A problemática é ampla e atual. Nestes últimos dias, a Santa Sé, especificamente a Congregação para a Doutrina da Fé, publicou um importante documento intitulado “Dignidade da pessoa”. Aborda com precisão os assuntos de vida sob aspectos de antropologia, medicina e fé. Recolhe resultados de muitos congressos e trabalhos realizados nesse campo nos últimos anos.
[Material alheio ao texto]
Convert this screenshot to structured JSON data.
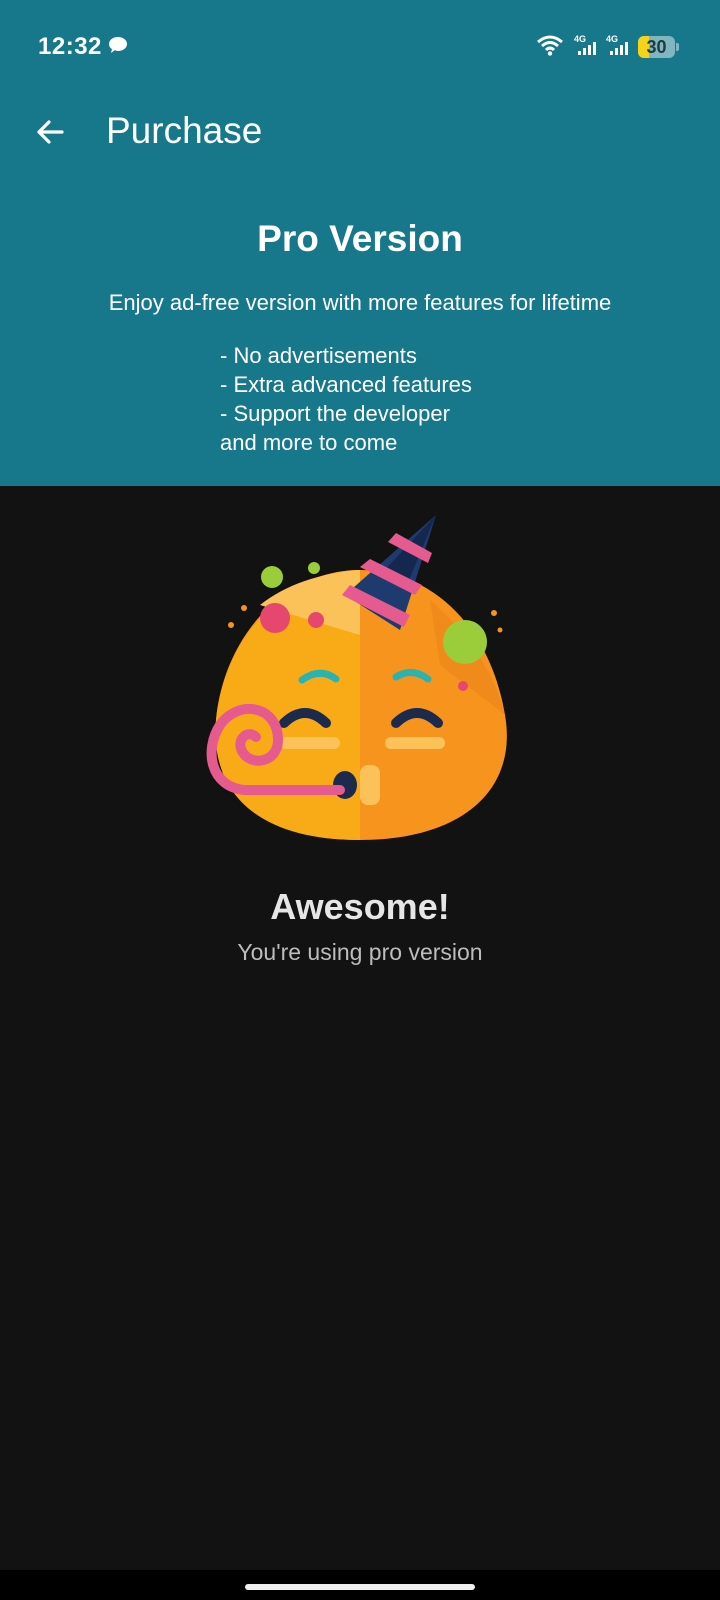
{
  "status_bar": {
    "time": "12:32",
    "battery_level": "30",
    "battery_fraction": 0.3,
    "network_label_1": "4G",
    "network_label_2": "4G",
    "icons": [
      "chat-bubble-icon",
      "wifi-icon",
      "signal-icon",
      "signal-icon",
      "battery-icon"
    ]
  },
  "app_bar": {
    "back_icon": "arrow-left-icon",
    "title": "Purchase"
  },
  "promo": {
    "title": "Pro Version",
    "subtitle": "Enjoy ad-free version with more features for lifetime",
    "features": [
      "- No advertisements",
      "- Extra advanced features",
      "- Support the developer",
      "and more to come"
    ]
  },
  "content": {
    "illustration": "party-emoji-icon",
    "headline": "Awesome!",
    "message": "You're using pro version"
  },
  "colors": {
    "header_bg": "#17788c",
    "body_bg": "#121212",
    "battery_fill": "#f6d21a"
  }
}
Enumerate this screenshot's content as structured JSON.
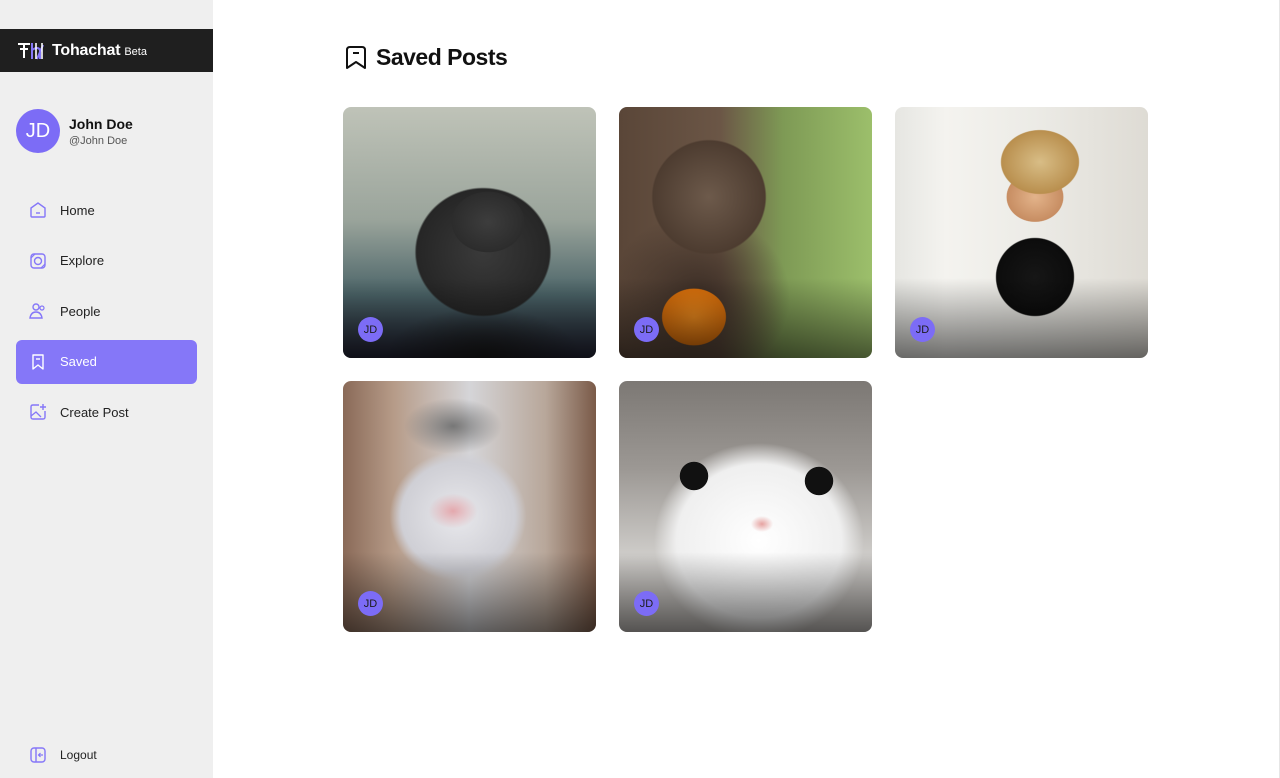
{
  "brand": {
    "name": "Tohachat",
    "badge": "Beta"
  },
  "user": {
    "initials": "JD",
    "name": "John Doe",
    "handle": "@John Doe"
  },
  "nav": {
    "items": [
      {
        "label": "Home",
        "icon": "home-icon",
        "active": false
      },
      {
        "label": "Explore",
        "icon": "explore-icon",
        "active": false
      },
      {
        "label": "People",
        "icon": "people-icon",
        "active": false
      },
      {
        "label": "Saved",
        "icon": "bookmark-icon",
        "active": true
      },
      {
        "label": "Create Post",
        "icon": "image-add-icon",
        "active": false
      }
    ],
    "logout_label": "Logout"
  },
  "page": {
    "title": "Saved Posts",
    "icon": "bookmark-icon"
  },
  "posts": [
    {
      "author_initials": "JD",
      "image": "chimpanzee-photo"
    },
    {
      "author_initials": "JD",
      "image": "monkey-holding-orange-photo"
    },
    {
      "author_initials": "JD",
      "image": "cat-with-wig-photo"
    },
    {
      "author_initials": "JD",
      "image": "blurry-kitten-photo"
    },
    {
      "author_initials": "JD",
      "image": "cute-kitten-photo"
    }
  ],
  "colors": {
    "accent": "#8577f8",
    "avatar": "#7c6cf6",
    "sidebar_bg": "#efefef",
    "brand_bar": "#1f1f1f"
  }
}
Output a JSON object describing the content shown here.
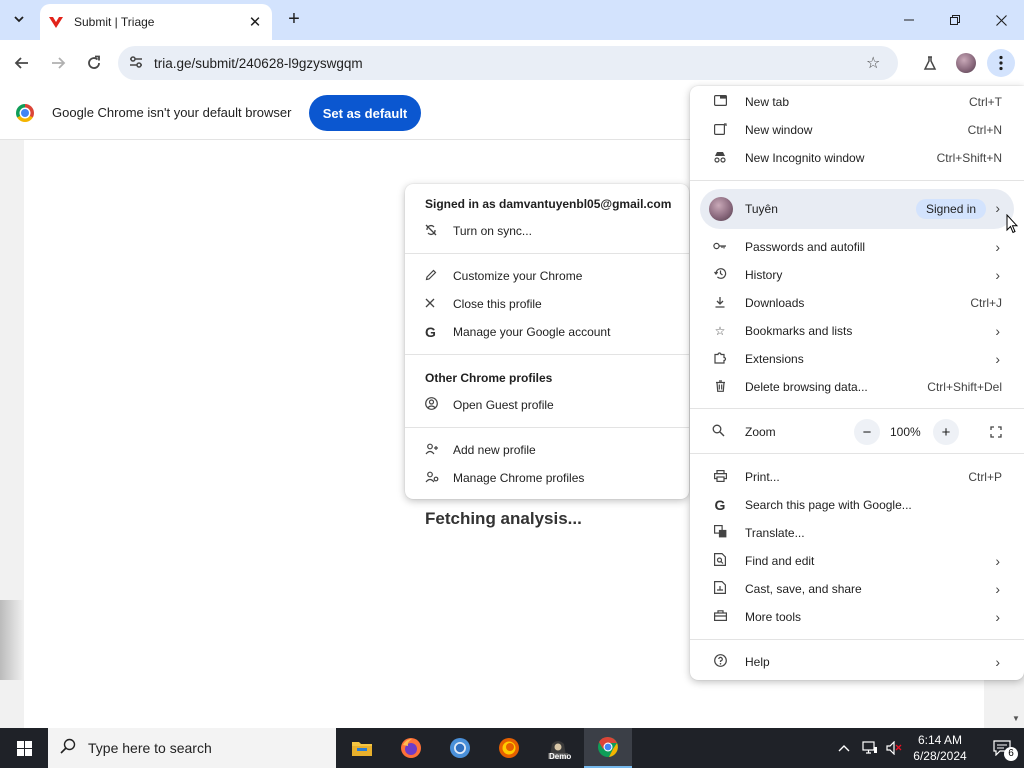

Em síntese, fala que para salvar vidas não se pode destruir outras, mesmo se essas estejam em estágio embrionário. A respeito do uso das células tronco com fins terapêuticos, rejeita o recurso ao uso das células embrionárias para experimentação científica. Diz o documento: “Constitui um crime contra a dignidade de seres humanos, que têm direito ao mesmo respeito devido à criança já nascida e a qualquer pessoa.” Indica o uso de células tronco adultas, como eticamente viável e com perspectivas de êxito muito maiores, extraídas “dos tecidos de um organismo adulto, do sangue do cordão umbilical, no momento do parto, dos tecidos de fetos mortos de morte natural” (n. 32).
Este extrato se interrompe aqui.